The article is well written and well structured.
Even if I am positive about this article, I have a few queries to consider during this minor revision.
L. 55: I would change “force displacement law” to “contact law”.
L. 116: There is no verb in “Similarly, to enhance DEM analysis by extracting continuum fields without the need to handle inner-level source code”. Could you reformulate this sentence to ease the reading?
L. 149: I would not refer to Eq. 9 solely, as you use multiple functions for the coarse-graining function \Psi. Is a reference to Section 3.4.3 more accurate?
Eq. 5: Could you check this Equation? In the current version, an individual contact is computed twice. I guess that the second sum should start at j=i+1, in agreement with the formulation depicted in Weinhart et al. (2012).
L. 170: It appears in L. 385 that you made a different choice than other D2C software (MercuryDPM, for instance) for the particle search (particle vs contact point).
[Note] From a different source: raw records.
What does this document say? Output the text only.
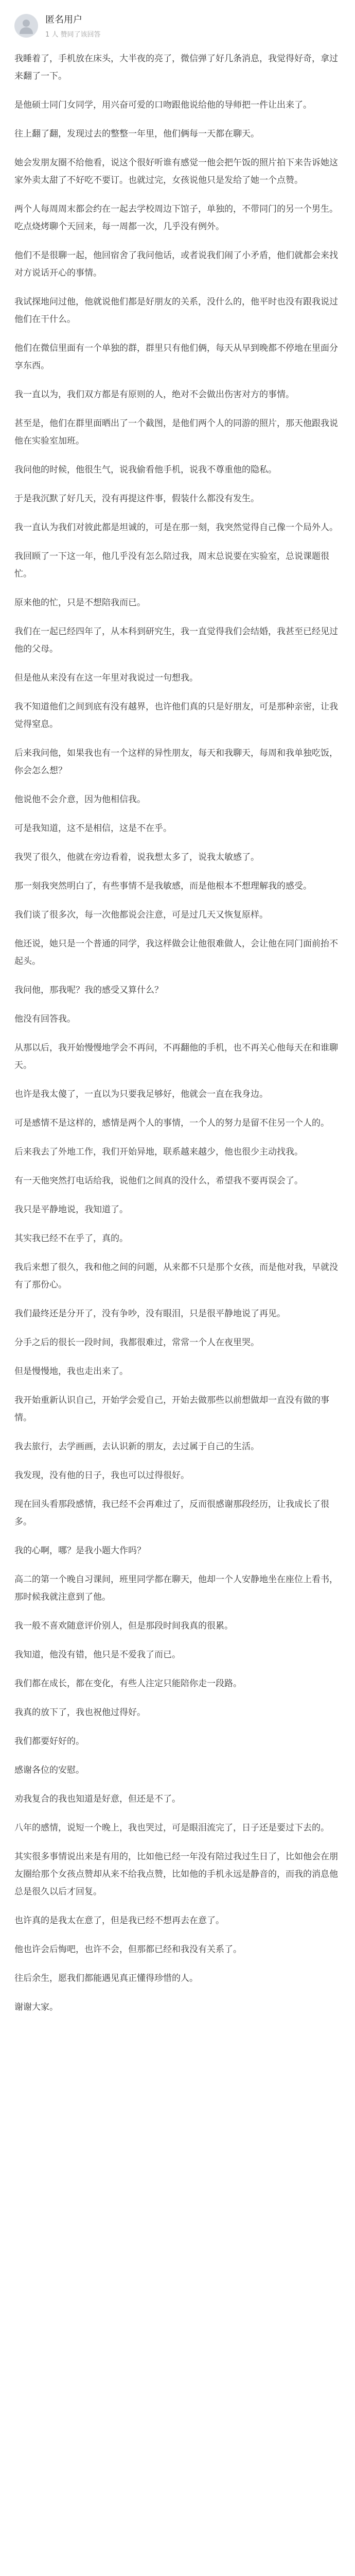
匿名用户
1 人 赞同了该回答

我睡着了，手机放在床头，大半夜的亮了，微信弹了好几条消息，我觉得好奇，拿过来翻了一下。

是他硕士同门女同学，用兴奋可爱的口吻跟他说给他的导师把一件让出来了。

往上翻了翻，发现过去的整整一年里，他们俩每一天都在聊天。

她会发朋友圈不给他看，说这个很好听谁有感觉一他会把午饭的照片拍下来告诉她这家外卖太甜了不好吃不要订。也就过完，女孩说他只是发给了她一个点赞。

两个人每周周末都会约在一起去学校周边下馆子，单独的，不带同门的另一个男生。吃点烧烤聊个天回来，每一周都一次，几乎没有例外。

他们不是很聊一起，他回宿舍了我问他话，或者说我们闹了小矛盾，他们就都会来找对方说话开心的事情。

我试探地问过他，他就说他们都是好朋友的关系，没什么的，他平时也没有跟我说过他们在干什么。

他们在微信里面有一个单独的群，群里只有他们俩，每天从早到晚都不停地在里面分享东西。

我一直以为，我们双方都是有原则的人，绝对不会做出伤害对方的事情。

甚至是，他们在群里面晒出了一个截图，是他们两个人的同游的照片，那天他跟我说他在实验室加班。

我问他的时候，他很生气，说我偷看他手机，说我不尊重他的隐私。

于是我沉默了好几天，没有再提这件事，假装什么都没有发生。

我一直认为我们对彼此都是坦诚的，可是在那一刻，我突然觉得自己像一个局外人。

我回顾了一下这一年，他几乎没有怎么陪过我，周末总说要在实验室，总说课题很忙。

原来他的忙，只是不想陪我而已。

我们在一起已经四年了，从本科到研究生，我一直觉得我们会结婚，我甚至已经见过他的父母。

但是他从来没有在这一年里对我说过一句想我。

我不知道他们之间到底有没有越界，也许他们真的只是好朋友，可是那种亲密，让我觉得窒息。

后来我问他，如果我也有一个这样的异性朋友，每天和我聊天，每周和我单独吃饭，你会怎么想？

他说他不会介意，因为他相信我。

可是我知道，这不是相信，这是不在乎。

我哭了很久，他就在旁边看着，说我想太多了，说我太敏感了。

那一刻我突然明白了，有些事情不是我敏感，而是他根本不想理解我的感受。

我们谈了很多次，每一次他都说会注意，可是过几天又恢复原样。

他还说，她只是一个普通的同学，我这样做会让他很难做人，会让他在同门面前抬不起头。

我问他，那我呢？我的感受又算什么？

他没有回答我。

从那以后，我开始慢慢地学会不再问，不再翻他的手机，也不再关心他每天在和谁聊天。

也许是我太傻了，一直以为只要我足够好，他就会一直在我身边。

可是感情不是这样的，感情是两个人的事情，一个人的努力是留不住另一个人的。

后来我去了外地工作，我们开始异地，联系越来越少，他也很少主动找我。

有一天他突然打电话给我，说他们之间真的没什么，希望我不要再误会了。

我只是平静地说，我知道了。

其实我已经不在乎了，真的。

我后来想了很久，我和他之间的问题，从来都不只是那个女孩，而是他对我，早就没有了那份心。

我们最终还是分开了，没有争吵，没有眼泪，只是很平静地说了再见。

分手之后的很长一段时间，我都很难过，常常一个人在夜里哭。

但是慢慢地，我也走出来了。

我开始重新认识自己，开始学会爱自己，开始去做那些以前想做却一直没有做的事情。

我去旅行，去学画画，去认识新的朋友，去过属于自己的生活。

我发现，没有他的日子，我也可以过得很好。

现在回头看那段感情，我已经不会再难过了，反而很感谢那段经历，让我成长了很多。

我的心啊，哪？是我小题大作吗？

高二的第一个晚自习课间，班里同学都在聊天，他却一个人安静地坐在座位上看书，那时候我就注意到了他。

我一般不喜欢随意评价别人，但是那段时间我真的很累。

我知道，他没有错，他只是不爱我了而已。

我们都在成长，都在变化，有些人注定只能陪你走一段路。

我真的放下了，我也祝他过得好。

我们都要好好的。

感谢各位的安慰。

劝我复合的我也知道是好意，但还是不了。

八年的感情，说短一个晚上，我也哭过，可是眼泪流完了，日子还是要过下去的。

其实很多事情说出来是有用的，比如他已经一年没有陪过我过生日了，比如他会在朋友圈给那个女孩点赞却从来不给我点赞，比如他的手机永远是静音的，而我的消息他总是很久以后才回复。

也许真的是我太在意了，但是我已经不想再去在意了。

他也许会后悔吧，也许不会，但那都已经和我没有关系了。

往后余生，愿我们都能遇见真正懂得珍惜的人。

谢谢大家。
A justification of this assumption can be relevant here.
L. 264: I would start with the Section “Data reading and handling” as the format of the input data is described. Please consider reorganizing your Sections.
Figure 6: Could you check this plot? Indeed, the Heavyside function does not verify the formulation detailed in Eq. 11. The function should be =0 for w<r, while the plot shows a non-null value for w<r<2w. This verification should be conducted for the Lucy and Gaussian functions.
Figure 6: I guess that W(r) should be Psi(r). If not, could you specify the definition of W(r)?
Figure B2: Same remark as Figure 6: I guess that W(r) should be Psi(r). If not, could you specify the definition of W(r)?
L. 529: This depth-independence of the vertical pressure is controversial. I agree with the Authors that Fig. 13 does not show a clear increase in the pressure. However, the relation P=rho.g.h is well established in the literature. I guess this relation is retrieved for the configuration depicted if a larger height h or a larger density rho is considered. Could you add limitations to the conclusion raised concerning the homogeneous vertical pressure with depth?
Figure 12: Could you consider modifying the scale used for the right map? The color assigned to the value -6.6 does not seem to be employed in the map. The range used for the scale can be shorter.
L. 574: As discussed with Section 4.4.3, the default value of w (=0.75*d_43) may not be the accurate choice to make. Maybe a default value of w that depends on the mean distance of the particles is a more resilient selection. In particular, if this code is used by a standard user (see the definition of the profile in Section 3.1.3). This remark is more a hint to the Authors, the text of the article does not have to be changed. I have not tried; maybe it is a bad idea.
L. 683: The consideration of the particle-wall interactions seems in Equation 5 to be already conducted (with the particles between N+1 and N+Nb). If it is finally not the case, could you delete this part of the Equation?